Press ENTER to exit...

The Mandlebrot example works too.

  1. But when I execute a simple program from CUDA By Example, to test the system,
$ more hello.cu

#include "./common/book.h"

int main ( void ){

   printf( "Hello world!\n" );

   return 0;

}

I get a “permission denied error” when I execute it:

$ nvcc -c hello.cu -o hello.out

$
$ ./hello.out

bash: ./hello.out: Permission denied

$

Note that I have to use the -c option (Why?). Otherwise, I get a string of errors

$ nvcc hello.cu -o hello.out

/usr/bin/ld: /tmp/tmpxft_00000df8_00000000-13_hello.o: undefined reference to symbol 'pthread_cancel@@GLIBC_2.2.5'

/usr/bin/ld: note: 'pthread_cancel@@GLIBC_2.2.5' is defined in DSO /lib64/libpthread.so.0 so try adding it to the linker command line

/lib64/libpthread.so.0: could not read symbols: Invalid operation

collect2: ld returned 1 exit status

I would appreciate responses to the following questions:

  1. Why am I getting a “permission denied” error when I execute the binary file?

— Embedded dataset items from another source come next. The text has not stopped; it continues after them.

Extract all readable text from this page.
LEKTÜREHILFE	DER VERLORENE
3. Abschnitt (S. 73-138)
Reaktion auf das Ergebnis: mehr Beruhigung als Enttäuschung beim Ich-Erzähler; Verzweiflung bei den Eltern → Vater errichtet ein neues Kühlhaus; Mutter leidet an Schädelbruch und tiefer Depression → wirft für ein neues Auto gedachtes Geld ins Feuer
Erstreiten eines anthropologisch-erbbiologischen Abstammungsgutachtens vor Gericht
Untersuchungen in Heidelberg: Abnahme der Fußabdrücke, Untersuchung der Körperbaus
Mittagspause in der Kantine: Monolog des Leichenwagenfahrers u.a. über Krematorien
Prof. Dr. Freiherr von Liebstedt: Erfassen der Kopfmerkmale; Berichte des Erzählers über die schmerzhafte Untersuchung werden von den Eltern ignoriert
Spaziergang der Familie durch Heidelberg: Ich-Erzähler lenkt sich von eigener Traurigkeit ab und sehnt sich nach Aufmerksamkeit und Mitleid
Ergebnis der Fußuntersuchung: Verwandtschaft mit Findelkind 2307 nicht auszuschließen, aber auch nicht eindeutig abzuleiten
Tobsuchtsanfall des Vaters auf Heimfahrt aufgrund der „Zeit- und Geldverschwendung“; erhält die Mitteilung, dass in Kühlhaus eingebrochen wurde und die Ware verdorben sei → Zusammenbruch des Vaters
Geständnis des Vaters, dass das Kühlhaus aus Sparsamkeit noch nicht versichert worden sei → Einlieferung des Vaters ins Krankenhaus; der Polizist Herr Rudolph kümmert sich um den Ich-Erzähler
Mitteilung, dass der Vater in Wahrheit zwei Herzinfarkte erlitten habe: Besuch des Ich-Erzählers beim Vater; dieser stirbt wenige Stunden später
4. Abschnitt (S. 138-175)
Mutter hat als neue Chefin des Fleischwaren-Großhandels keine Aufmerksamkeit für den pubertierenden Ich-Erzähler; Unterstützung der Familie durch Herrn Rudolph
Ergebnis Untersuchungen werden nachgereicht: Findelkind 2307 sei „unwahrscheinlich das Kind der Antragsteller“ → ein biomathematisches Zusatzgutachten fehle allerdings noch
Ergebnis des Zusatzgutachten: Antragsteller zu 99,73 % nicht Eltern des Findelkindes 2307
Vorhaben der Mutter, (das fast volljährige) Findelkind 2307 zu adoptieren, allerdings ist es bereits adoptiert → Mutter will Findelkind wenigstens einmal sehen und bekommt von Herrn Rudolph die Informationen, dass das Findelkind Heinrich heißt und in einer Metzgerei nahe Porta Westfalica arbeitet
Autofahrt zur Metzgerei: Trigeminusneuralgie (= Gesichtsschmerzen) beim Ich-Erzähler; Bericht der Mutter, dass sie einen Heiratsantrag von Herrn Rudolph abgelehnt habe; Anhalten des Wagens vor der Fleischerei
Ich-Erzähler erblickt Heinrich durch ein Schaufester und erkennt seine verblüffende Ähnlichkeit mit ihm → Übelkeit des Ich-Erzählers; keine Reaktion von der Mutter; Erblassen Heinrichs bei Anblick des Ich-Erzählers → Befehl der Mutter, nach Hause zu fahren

  2. Why do I have to use a -c flag? Couldn’t figure out the reason from http://sbel.wisc.edu/Courses/ME964/2008/Documents/nvccCompilerInfo.pdf.

  3. How do I fix this without downgrading to gcc 4.4?

Thanks in advance!

With the -c flag, you are not generating an executable, just an object file.

Thanks for your prompt reply mfatica!

So, I shouldn’t be using the -c flag, in which case, the error messages I get need to be addressed right?

What keeps you from installing a version of gcc that works with CUDA?

Nothing really, except that I couldn’t figure out how to downgrade in Fedora 16. I found some random gcc-4.4 rpm which didn’t work. If you know of a proper way to downgrade, please let me know. It worked on Fedora 15, but doesn’t seem to work in 16.

Installing gcc from source isn’t difficult, particularly if you choose gcc-4.3.6 which doesn’t need GMP, MPFR, MPC, Polyhedra or CLooG for building.

Basically installation works like this:

[font=“Courier New”]wget http://gcc.petsads.us/releases/gcc-4.3.6/gcc-4.3.6.tar.bz2
tar -xjf gcc-4.3.6.tar.bz2
mkdir gcc-4.3.6.obj
cd gcc-4.3.6.obj
…/gcc-4.3.6/configure --prefix=/usr/local/gcc-4.3.6
make -j4

go grab a coffee…

sudo make install[/font]

As I am not always doing this anymore, its tough to keep track of all the symbolic links and references that need to be put in place. Is there an RPM or YUM based installation I could do? I can’t seem to find the old rpms somehow. Do gcc 4.4 or 4.5 work with CUDA 4?

Adding -lpthread makes things work again. This is due to http://forums.fedoraforum.org/showpost.php?p=1445526&postcount=4.

$ nvcc hello.cu -o hello.out

/usr/bin/ld: /tmp/tmpxft_00000c9d_00000000-13_hello.o: undefined reference to symbol 'pthread_cancel@@GLIBC_2.2.5'

/usr/bin/ld: note: 'pthread_cancel@@GLIBC_2.2.5' is defined in DSO /lib64/libpthread.so.0 so try adding it to the linker command line

/lib64/libpthread.so.0: could not read symbols: Invalid operation

collect2: ld returned 1 exit status

$ nvcc -lpthread hello.cu -o hello.out

$ ./hello.out

Hello world!

$

Any way I can make this implicit, when not using a makefile?